Kılıçdaroğlu, nereden gelirse gelsin darbelere karşı olduğunu da söyledi. Kılıçdaroğlu, bazı gazetecilerin işten atılmasıyla ilgili ses kayıtları iddialarına ilişkin ise "İnsan vicdan taşıyorsa bir başka kişinin ekmeği ile oynamaz" yorumunu yaptı.
Başbakan Erdoğan'ın "Halk doğruları öğrenmesin" diye meydan meydan gezdiğini ileri süren Kılıçdaroğlu, "Eğer doğru adamsa benim sorduğum 10 soruya cevap verir" diye konuştu.

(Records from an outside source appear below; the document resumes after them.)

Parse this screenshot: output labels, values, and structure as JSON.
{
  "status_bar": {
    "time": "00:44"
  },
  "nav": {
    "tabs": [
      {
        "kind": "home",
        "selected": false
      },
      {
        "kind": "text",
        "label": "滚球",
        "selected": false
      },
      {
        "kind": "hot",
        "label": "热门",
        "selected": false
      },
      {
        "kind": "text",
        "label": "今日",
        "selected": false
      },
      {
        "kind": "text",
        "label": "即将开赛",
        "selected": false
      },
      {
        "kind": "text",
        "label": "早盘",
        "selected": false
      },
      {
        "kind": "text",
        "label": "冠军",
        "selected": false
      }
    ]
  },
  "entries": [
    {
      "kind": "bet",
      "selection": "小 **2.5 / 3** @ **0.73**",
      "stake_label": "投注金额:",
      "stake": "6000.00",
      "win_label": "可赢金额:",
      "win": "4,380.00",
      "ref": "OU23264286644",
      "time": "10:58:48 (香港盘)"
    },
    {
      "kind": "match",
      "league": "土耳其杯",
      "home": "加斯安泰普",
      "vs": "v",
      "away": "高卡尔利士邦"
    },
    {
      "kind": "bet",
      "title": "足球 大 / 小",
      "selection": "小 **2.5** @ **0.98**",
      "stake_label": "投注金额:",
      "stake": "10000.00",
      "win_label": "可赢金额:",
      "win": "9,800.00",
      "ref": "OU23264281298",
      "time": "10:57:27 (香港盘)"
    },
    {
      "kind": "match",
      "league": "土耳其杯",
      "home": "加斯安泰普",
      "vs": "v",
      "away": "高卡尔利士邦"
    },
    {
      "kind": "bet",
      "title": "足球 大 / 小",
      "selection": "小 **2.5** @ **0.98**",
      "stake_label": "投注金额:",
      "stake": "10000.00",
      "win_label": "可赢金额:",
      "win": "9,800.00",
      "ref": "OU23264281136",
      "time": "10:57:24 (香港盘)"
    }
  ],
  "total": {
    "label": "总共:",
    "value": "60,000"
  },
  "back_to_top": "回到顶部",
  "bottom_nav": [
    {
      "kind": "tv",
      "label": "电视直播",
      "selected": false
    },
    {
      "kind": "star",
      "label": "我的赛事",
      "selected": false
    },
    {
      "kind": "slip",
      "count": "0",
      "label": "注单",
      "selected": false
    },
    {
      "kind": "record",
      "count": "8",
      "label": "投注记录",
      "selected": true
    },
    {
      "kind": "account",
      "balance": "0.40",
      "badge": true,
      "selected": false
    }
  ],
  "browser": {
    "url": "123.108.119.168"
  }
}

-"Üç beş fayans kırıldı, ona üzüldü..."-
Gezi Parkı odaklı gelişmelere ve buradaki can kayıplarına değinen Kılıçdaroğlu, Erdoğan'ın burada hayatını kaybeden gençlerin ailesine başsağlığı dilemediğini söyledi. Kılıçdaroğlu, "Üç beş fayans kırıldı ona üzüldü, hayatı para üzerine. Anlamakta güçlük çekiyorum" dedi.
"Ekmek almaya giden Berkin Elvan'ın başına isabet eden gaz fişeği ile hayatını kaybettiğini" dile getiren CHP Genel Başkanı Kemal Kılıçdaroğlu, "Hükümetin görevi o çocuğu öldürenleri bulup, mahkemenin önüne çıkarmak. O çocuğu terörist ilan etti, meydanlarda da yuhalattı. Ölen kişinin arkasından kötü söz söylemek Müslümanlığa yakışır mı?" ifadesini kullandı.
Burak Can Karamanoğlu'nun ölümüne de değinen ve Allah'tan rahmet dileyen Kılıçdaroğlu, halkı provokasyonlara karşı uyardığını hatırlattı.
Burak Can'ın babasıyla telefonda konuştuğunu ve üzüntüsü dile getirdiğini vurgulayan Kılıçdaroğlu, önümüzdeki günlerde aileye taziye ziyaretinde bulunacağını da kaydetti.